RESULTS: BAP and OCN decreased by 20.8±0.2% (42.5±9.8 to 33.4±8.9ng/ml, p < 0.05) and 29.3±0.1% (16.5±3.5 to 11.5±2.4ng/ml, p ≤ 0.001), respectively, from baseline to immediate post-training, suggesting suppressed bone formation. OCN returned to baseline while BAP remained supressed 2-6 weeks post-training. TRAP5b increased by 80.6±0.3% (3.0±0.3 to 5.4±0.7ng/ml), p < 0.001) from pre- to post-training, suggesting increased bone resorption, and returned to baseline 2-6 weeks post-training. No changes in CTX were detected (p > 0.05).
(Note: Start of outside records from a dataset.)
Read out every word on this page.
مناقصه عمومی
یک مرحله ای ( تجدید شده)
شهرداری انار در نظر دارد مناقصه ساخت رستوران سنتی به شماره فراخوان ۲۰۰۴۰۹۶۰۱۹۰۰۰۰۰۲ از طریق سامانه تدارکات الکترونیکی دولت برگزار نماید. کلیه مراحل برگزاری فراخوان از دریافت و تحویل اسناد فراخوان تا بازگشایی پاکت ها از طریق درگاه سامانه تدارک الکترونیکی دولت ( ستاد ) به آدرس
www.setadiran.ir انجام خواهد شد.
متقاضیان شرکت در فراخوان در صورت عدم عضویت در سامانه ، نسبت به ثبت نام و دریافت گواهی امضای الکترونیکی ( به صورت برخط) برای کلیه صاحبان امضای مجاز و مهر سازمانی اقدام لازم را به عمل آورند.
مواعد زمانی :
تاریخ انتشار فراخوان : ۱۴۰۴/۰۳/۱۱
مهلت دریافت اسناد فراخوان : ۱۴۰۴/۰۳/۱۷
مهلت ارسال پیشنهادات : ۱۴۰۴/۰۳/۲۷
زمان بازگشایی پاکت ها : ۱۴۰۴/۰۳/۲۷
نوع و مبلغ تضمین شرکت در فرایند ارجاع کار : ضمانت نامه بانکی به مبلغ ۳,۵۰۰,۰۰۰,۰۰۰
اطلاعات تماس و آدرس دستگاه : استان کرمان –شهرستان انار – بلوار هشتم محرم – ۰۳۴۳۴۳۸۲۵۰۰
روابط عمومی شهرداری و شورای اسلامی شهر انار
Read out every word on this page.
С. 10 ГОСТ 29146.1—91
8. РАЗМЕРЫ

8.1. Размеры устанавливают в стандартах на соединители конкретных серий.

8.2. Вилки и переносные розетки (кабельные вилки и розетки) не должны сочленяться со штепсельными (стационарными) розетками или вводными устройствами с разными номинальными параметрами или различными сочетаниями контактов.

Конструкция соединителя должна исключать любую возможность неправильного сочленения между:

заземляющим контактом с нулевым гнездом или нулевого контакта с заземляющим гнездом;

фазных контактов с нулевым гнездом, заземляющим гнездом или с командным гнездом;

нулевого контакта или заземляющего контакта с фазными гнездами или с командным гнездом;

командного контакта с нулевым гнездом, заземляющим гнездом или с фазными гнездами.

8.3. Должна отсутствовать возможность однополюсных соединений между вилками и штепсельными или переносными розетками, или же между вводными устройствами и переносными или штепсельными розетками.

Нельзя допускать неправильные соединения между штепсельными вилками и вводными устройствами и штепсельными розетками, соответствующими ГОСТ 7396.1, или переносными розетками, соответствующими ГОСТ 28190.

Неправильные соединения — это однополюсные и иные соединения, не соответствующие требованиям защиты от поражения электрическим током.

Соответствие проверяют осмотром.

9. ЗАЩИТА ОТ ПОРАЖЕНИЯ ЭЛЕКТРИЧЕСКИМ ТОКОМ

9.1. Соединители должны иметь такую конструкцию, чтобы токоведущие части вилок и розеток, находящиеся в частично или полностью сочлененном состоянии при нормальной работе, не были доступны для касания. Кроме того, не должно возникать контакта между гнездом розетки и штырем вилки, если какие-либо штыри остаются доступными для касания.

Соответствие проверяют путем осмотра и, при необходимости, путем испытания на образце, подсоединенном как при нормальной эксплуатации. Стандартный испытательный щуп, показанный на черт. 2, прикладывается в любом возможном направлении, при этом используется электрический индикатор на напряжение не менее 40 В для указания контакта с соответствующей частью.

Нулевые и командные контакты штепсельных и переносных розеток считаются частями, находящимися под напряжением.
CONCLUSION: Eight weeks of Army Ranger training increased a bone resorption biomarker. These findings are consistent with the mechanical and metabolic demands of intense physical activity and energy restriction on bone tissue. However, Army Ranger training also resulted in an unexpected suppression of bone formation biomarkers. Overall, these data suggest inhibition of the anabolic response of bone to repetitive loading with severe energy restriction.